|Source: Capital Pixel|
The December 12 piece adapts to ETFs how I approached the fixed income markets as a managing director of ASB Capital in the 1990s. This is just trading on the basis of spreads among different sectors. The objective was to outperform the Barclay's Aggregate Index (actually at the time it was the Lehman Aggregate Index). The Barclay's Aggregate Index is the bond market equivalent to the S&P 500 Index in the stock market. Just as most active managers fail to beat the S&P 500 in the stock market, bond mangers tend to underperform their index.
Why is this? Basically because interest rates look like they are easy to predict when, in fact, they are notoriously difficult. The bond market, like the stock market, is pretty efficient. Yields reflect all available information. Where they go from here depends on news, which, by definition, is unknown until it happens.
The present situation is a case in point. Most professional bond managers last year this time were convinced that rates were headed higher. In fact, rates dropped. Big time bond managers, like Bill Gross of PIMCO, took it on the chin by positioning their portfolios in low-duration fixed income assets.
So, instead of trying to predict the level of rates, many bond managers seek to add value by identifying opportunities where yield spreads basically are "out-of-whack" in various sectors. The underlying principle is that investors, over time, view risk differently. Sometimes investors are fearful and will avoid more risky assets (you can read "junk bonds" here) and, at other times, they embrace risky assets. Their views drive the yield spreads. Over time, the relationship has an average spread; and this whole idea rests on the notion of what is called "reversion to the mean." A good way to think of this is in terms of a car veering to the right and then to the left. Eventually (hopefully) it gets back to the road.
Like many concepts in finance, this idea can be a bit fuzzy in the absence of an example. So here is the example with a revisit to the December 12 starting point.
On December 12, we looked at HYG, a high-yield bond ETF, priced at $87.26, and IEF, a 7-10 year Treasury ETF, priced at $104.26. The yield on HYG was 7.97% and the yield on IEF was 2.69%. Selling IEF and buying HYG picked up +5.28% in yield (7.97% - 2.69%). If you tracked this relationship over time, you would find that this is considerably greater than the average pickup in yield, reflecting investor fear of risk at the time. Traders would say that risk is cheap in the bond market.
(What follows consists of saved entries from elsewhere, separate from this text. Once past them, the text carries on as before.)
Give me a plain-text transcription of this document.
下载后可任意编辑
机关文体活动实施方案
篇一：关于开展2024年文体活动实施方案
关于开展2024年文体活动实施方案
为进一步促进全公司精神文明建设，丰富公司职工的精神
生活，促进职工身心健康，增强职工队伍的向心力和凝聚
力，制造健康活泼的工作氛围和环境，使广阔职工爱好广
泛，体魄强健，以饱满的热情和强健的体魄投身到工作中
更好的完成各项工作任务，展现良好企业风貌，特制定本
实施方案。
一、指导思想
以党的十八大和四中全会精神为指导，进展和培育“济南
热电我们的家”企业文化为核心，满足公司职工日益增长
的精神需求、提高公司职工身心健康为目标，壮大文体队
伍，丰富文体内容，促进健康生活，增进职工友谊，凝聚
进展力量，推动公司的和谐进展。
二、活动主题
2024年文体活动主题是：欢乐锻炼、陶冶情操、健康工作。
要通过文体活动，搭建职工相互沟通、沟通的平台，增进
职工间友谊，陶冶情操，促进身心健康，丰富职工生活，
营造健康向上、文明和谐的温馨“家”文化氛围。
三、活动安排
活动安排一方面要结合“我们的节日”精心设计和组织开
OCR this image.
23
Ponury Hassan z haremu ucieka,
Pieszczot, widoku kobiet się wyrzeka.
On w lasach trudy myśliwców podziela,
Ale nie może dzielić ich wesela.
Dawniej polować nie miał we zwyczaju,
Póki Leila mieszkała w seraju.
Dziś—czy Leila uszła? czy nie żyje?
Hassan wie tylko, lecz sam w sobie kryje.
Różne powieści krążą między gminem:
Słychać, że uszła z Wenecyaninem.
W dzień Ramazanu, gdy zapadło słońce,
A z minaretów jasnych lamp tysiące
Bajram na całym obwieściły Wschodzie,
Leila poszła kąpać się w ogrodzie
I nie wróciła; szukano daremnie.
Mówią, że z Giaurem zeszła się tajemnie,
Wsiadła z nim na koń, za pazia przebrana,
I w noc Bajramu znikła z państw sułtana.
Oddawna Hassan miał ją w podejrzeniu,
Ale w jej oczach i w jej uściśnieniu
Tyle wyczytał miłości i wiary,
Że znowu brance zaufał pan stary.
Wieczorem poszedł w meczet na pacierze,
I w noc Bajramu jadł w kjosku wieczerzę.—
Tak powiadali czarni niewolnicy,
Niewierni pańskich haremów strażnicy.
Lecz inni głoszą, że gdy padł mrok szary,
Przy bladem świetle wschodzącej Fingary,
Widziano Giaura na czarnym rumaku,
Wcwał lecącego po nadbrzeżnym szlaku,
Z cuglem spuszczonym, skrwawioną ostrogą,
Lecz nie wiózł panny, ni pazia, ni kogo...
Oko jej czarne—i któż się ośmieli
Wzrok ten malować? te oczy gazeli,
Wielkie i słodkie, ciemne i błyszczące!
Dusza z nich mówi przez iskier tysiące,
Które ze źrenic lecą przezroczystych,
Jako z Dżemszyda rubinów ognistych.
So where does it stand today? Suppose we had done the trade. Suppose we had sold some of our IEF position and bought HYG. Today HYG is priced at $89.58 for a yield of 7.69% and IEF is priced at $104.45 for a yield of 2.56%. Thus, HYG is up in price by more than 2 points, whereas IEF is up only marginally. Thus, this was a great trade! Note that the yields have fallen. This, of course, is the basic bond relationship. Prices rise when yields fall and vice versa!
Hopefully this isn't too confusing. Fundamentally you want to start by trading 2 apples for 3 oranges and then get to the point where you can trade 2 oranges back for 2 apples--at which point you've made a profit of 1 orange!
Today the bond manager approach would contemplate reversing the trade - i.e., selling the HYG position and buying back the IEF. The overriding factor would be the relationship over a sufficiently long-term period. This, in turn, is easily accomplished by going to a site such as Yahoo! Finance and analyzing past data.